52.609107396117786
1.7372993035052249

MacMillan, Sir Kenneth

World Famous Ballet Dancer, Choreographer and Director of the Royal Ballet

Kenneth MacMillan was an enigmatic figure, who laid his emotions bare in his ballets; challenging and provoking his audiences. His father, William, met Edith Shreeve, who lived at Ormesby Waterworks, during the First World War. Edith’s father was an engine-minder and William was guarding the waterworks. The couple married. He returned home to unemployment after being gassed in the hostilities and was disillusioned with post-war life. The family moved to Glasgow, where William obtained work, but was dismissed for complaining about the treatment of a fellow worker. He then set up as a chicken farmer. This business failed and the family did a moonlight flit back to Great Yarmouth to escape their situation. Kenneth had learned country dancing in Scotland. Later when, in Great Yarmouth attending Northgate Junior School, he would dance outside the Garibaldi Hotel for pennies. He won talent competitions at the Britannia Pier and attended dancing classes at the Little Theatre with Miss Jean Boulton. He was evacuated from Northgate School to Upper Broughton in Nottinghamshire, but returned to Great Yarmouth, homesick. He obtained a scholarship to the Grammar School and was evacuated again; this time to Retford. Kenneth became so proficient and confident that during school holidays back in Great Yarmouth, he joined the grandiosely named Empire Orpheans, a concert party based at the Empire Cinema. They toured American air force bases. MacMillan later wrote: my mind boggles today to think how awful we must have been, but the airmen were very kind. They would feed us well and give us chocolates. Kenneth’s mother died during the war. Phyllis Adams, a local dance teacher, became his surrogate mother. She realised that Kenneth was a prodigious talent and taught him without charge, shaping his ambition to dance. She later recounted: a lasting memory of mine was watching Kenneth doing grand jetes across Yarmouth Market Place on his way home from school


When he was 15 years old, MacMillan found an advertisement in the Dancing Times offering scholarships for boys at the Saddler’s Wells Ballet School. He wrote to Ninette de Valois in the name of his father. The letter got him an audition, but did not fool anyone, as he discovered later when as Director of the Royal Ballet he looked through his files. Ninette de Valois was persuaded of his ability and awarded him a scholarship, comprising free tuition, an accommodation allowance and five shillings a week pocket money. At the Sadler’s Wells Ballet School, MacMillan began to meet kindred spirits of his own age. In little over a year he was a member of the Sadler’s Wells Opera Ballet, Soon, he moved to the larger Sadler’s Wells Company, by then based at Covent Garden. He went on its first American tour, dancing the role of Florestan in The Sleeping Beauty, on the company’s triumphant opening night in New York in 1949. However, MacMillan became increasingly troubled by stage fright and then turned to choreography. 

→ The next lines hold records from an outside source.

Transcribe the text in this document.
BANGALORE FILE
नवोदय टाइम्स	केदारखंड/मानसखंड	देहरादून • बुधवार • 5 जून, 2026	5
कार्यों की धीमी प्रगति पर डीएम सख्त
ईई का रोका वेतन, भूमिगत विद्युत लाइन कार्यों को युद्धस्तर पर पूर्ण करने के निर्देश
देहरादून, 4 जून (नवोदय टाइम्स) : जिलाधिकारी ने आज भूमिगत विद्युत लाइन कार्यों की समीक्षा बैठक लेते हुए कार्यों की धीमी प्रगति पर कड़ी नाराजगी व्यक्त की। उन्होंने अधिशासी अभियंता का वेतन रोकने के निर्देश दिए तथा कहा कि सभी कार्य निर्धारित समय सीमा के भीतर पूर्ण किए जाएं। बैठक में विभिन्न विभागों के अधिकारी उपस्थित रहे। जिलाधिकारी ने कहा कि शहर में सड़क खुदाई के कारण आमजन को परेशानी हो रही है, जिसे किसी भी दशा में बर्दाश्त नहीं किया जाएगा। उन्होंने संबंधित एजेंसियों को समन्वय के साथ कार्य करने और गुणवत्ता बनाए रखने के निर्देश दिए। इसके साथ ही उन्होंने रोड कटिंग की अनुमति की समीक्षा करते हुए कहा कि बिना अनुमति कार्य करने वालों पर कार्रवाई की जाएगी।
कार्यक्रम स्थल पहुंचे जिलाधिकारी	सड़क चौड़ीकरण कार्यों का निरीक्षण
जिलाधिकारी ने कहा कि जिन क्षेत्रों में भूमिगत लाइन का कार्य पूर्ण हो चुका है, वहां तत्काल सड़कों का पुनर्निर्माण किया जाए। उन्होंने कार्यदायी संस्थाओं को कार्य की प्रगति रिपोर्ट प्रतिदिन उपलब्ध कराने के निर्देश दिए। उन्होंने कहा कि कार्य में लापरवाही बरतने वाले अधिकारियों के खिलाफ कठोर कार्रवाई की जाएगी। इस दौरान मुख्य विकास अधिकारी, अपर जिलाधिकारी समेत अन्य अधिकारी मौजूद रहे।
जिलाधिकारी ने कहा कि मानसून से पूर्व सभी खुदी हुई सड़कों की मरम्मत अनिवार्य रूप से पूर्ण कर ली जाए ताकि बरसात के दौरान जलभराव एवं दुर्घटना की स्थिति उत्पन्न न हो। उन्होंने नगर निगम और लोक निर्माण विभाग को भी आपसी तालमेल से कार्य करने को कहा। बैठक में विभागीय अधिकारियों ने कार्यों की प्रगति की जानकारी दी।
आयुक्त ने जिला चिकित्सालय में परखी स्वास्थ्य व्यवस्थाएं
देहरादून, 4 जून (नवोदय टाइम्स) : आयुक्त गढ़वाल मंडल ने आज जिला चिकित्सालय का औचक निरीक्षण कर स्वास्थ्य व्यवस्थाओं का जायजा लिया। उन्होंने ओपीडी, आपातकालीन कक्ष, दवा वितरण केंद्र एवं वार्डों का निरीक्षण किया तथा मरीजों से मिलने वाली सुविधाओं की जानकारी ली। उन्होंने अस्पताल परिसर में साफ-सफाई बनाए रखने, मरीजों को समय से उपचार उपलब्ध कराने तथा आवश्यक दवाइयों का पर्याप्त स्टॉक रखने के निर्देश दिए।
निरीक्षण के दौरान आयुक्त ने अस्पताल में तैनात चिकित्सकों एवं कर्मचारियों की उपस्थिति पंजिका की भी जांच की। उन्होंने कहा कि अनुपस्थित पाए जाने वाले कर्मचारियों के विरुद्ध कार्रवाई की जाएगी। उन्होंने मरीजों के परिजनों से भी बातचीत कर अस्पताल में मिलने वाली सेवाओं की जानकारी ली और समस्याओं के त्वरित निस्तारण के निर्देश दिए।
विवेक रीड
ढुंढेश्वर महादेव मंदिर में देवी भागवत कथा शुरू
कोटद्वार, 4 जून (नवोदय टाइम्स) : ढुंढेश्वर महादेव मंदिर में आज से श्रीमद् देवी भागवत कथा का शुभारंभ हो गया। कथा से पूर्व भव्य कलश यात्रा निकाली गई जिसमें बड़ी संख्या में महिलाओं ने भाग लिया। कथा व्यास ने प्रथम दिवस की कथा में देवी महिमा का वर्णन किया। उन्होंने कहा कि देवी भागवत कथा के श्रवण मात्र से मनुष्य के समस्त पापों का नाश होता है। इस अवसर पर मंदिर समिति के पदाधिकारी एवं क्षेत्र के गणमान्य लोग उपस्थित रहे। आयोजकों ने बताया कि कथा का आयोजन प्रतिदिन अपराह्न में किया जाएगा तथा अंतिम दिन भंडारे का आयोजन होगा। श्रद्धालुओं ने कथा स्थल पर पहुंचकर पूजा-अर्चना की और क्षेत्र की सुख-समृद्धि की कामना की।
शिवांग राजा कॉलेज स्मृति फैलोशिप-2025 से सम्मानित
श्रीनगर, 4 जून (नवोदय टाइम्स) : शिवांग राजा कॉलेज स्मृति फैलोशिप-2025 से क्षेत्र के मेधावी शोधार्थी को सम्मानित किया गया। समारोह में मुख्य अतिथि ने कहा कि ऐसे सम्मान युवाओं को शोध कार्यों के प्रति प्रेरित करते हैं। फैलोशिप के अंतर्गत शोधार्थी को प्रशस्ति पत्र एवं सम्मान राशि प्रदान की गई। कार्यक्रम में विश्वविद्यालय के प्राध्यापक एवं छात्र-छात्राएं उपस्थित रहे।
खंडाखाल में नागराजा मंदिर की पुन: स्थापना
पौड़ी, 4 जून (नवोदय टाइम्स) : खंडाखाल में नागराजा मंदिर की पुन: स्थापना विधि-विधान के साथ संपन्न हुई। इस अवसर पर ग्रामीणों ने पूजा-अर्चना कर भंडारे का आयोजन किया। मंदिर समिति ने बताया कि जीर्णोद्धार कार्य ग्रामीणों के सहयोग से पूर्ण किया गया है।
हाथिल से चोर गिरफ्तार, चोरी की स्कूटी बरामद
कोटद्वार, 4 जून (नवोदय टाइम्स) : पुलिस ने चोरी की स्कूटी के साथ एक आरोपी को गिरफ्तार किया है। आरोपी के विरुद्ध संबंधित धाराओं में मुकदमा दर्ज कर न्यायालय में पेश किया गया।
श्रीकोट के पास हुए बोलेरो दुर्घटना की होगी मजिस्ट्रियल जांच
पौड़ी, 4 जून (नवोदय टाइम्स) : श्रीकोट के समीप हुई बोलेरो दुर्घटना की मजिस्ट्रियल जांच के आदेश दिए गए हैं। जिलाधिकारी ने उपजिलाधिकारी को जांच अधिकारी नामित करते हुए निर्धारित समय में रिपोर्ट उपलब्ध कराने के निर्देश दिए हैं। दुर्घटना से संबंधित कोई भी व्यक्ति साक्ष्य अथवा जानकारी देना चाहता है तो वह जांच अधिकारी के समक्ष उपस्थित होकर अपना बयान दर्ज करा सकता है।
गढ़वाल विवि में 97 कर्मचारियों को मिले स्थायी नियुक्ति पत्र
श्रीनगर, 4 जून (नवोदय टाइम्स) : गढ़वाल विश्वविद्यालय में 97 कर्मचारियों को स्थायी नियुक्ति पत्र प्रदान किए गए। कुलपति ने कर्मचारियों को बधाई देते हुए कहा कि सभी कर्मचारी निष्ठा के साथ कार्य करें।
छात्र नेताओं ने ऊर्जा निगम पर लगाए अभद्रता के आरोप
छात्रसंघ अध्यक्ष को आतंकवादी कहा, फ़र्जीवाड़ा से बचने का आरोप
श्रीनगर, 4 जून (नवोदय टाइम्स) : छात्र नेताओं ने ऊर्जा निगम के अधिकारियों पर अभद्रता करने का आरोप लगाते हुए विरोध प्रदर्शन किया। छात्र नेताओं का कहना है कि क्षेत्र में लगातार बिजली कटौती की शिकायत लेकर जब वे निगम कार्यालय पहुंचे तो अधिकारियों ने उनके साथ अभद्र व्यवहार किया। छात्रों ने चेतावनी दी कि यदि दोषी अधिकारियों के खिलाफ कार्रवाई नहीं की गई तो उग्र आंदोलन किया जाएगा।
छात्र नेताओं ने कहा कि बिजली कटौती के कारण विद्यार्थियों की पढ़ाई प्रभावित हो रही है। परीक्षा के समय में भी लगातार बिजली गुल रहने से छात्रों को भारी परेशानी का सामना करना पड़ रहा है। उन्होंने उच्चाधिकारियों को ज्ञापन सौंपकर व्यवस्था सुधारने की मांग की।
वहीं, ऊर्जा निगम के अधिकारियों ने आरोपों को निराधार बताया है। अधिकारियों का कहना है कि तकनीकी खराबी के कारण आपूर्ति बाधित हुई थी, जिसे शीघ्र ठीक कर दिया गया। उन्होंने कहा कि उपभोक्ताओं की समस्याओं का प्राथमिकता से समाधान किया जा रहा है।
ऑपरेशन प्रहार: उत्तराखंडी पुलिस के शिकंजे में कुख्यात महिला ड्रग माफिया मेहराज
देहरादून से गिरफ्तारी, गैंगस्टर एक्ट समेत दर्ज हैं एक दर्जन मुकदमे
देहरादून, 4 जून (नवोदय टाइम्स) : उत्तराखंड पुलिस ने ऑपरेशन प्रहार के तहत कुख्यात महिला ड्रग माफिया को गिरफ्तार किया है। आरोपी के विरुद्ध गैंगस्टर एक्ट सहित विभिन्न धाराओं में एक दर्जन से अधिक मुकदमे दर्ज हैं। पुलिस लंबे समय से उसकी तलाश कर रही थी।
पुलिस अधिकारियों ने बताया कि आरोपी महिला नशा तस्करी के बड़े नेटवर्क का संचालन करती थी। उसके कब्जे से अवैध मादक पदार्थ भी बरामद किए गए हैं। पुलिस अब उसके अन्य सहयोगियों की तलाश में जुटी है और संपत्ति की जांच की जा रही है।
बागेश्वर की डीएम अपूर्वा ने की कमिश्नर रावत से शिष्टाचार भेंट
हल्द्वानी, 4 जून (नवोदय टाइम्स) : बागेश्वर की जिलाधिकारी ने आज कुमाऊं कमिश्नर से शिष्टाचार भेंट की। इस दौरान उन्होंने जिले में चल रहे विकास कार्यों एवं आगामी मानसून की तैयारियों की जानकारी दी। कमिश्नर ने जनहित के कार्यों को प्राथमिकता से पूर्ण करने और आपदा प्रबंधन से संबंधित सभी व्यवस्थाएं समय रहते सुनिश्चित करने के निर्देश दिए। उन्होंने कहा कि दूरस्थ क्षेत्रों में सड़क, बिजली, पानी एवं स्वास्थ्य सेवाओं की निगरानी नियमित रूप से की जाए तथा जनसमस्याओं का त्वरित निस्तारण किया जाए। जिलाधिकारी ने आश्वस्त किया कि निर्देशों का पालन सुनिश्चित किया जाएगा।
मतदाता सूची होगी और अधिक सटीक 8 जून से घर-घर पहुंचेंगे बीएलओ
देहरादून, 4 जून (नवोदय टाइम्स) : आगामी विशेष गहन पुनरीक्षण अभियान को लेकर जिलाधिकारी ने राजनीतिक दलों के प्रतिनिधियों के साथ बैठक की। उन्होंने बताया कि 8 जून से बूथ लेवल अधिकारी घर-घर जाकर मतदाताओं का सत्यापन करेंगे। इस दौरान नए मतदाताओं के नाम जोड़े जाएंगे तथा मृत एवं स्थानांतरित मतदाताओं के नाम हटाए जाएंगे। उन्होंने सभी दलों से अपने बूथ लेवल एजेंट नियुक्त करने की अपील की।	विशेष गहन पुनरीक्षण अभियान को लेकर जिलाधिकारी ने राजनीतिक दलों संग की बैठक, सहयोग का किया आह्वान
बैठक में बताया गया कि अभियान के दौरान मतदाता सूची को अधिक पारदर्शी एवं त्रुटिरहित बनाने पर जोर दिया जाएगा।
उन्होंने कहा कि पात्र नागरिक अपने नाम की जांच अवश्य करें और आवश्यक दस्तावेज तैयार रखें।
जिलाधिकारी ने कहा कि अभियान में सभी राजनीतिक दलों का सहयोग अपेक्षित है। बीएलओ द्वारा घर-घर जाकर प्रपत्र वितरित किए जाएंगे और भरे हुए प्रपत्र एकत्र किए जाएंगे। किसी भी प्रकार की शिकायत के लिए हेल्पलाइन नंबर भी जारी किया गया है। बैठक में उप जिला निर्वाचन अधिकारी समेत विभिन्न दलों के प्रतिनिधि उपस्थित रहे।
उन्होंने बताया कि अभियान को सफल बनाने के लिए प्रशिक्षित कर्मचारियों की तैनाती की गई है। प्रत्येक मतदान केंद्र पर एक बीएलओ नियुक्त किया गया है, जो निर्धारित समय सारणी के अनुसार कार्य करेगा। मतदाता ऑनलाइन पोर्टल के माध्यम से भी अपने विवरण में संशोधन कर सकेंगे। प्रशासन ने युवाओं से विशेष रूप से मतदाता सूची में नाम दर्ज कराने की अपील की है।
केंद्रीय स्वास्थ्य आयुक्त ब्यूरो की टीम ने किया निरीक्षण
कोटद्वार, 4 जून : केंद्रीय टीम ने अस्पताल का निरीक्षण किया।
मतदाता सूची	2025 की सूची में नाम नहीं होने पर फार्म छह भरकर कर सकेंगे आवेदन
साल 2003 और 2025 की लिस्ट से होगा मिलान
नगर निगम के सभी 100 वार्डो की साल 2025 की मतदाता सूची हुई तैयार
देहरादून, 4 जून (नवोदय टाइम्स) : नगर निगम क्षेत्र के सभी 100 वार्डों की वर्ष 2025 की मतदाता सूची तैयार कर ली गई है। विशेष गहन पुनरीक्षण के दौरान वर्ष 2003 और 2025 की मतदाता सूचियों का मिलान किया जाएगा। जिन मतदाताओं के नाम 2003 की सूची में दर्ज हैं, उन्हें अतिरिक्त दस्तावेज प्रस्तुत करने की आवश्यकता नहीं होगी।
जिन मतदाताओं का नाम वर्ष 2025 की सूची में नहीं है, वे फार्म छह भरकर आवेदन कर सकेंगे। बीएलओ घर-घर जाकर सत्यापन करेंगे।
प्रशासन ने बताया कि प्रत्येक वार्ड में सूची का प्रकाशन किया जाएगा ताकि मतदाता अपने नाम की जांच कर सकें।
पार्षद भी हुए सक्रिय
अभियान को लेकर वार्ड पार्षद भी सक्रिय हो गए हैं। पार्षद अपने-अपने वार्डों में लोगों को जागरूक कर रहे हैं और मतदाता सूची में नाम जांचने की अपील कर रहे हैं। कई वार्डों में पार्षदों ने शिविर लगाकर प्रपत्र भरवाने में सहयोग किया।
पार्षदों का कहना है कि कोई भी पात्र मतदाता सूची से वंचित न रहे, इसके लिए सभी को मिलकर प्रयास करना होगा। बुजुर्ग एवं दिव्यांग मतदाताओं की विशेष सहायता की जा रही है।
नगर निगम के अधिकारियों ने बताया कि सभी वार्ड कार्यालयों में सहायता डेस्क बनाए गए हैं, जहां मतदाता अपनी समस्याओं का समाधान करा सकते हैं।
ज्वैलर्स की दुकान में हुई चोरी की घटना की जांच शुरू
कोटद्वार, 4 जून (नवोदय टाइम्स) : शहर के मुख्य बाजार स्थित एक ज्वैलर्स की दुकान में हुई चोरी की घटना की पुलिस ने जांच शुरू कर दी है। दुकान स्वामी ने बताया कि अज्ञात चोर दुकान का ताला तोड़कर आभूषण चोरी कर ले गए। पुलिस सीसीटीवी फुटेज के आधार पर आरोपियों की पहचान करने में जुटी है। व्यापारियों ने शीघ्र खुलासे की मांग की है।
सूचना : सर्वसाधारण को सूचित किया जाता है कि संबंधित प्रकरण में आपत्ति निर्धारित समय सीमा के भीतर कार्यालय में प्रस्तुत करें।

In 1966, Kenneth MacMillan moved to West Berlin to become the Director of Ballet at the Deutsche Oper and remained there for four years. In 1970, he returned to London to become the Director of The Royal Ballet. He greatly expanded the company’s repertory, doubling the number of Balanchine works, introducing ballets by Tetley, Cranko, Van Manen, and Neumeier. 


Throughout, MacMillan continued to be busy in the studio making one act works, including Elite Syncopations using music by Scott Joplin. However, MacMillan concentrated on long ballets. No 20th Century chorographer produced so many full-length works. After seven years as the Director of the Royal Ballet, MacMillan retired, so that he could focus exclusively on his choreography. In 1974, MacMillan married Deborah Williams, an Australian artist and he was knighted in 1983. In 1984, while remaining Chief Choreographer of the Royal Ballet, he became Associate Director of the American Ballet Theatre for five years. 


Kenneth MacMillan died at the Royal Opera House on a night when Birmingham Royal Ballet was presenting his Romeo and Juliet in Birmingham and, when Mayerling was being revived at Covent Garden. The curtain calls were cut short by the news that he had collapsed backstage. The cast of Mayerling, still caught up in the drama of the ballet, were numb with shock. There were gasps and sobs from the members of the audience, who stood in silence before filing out into the night.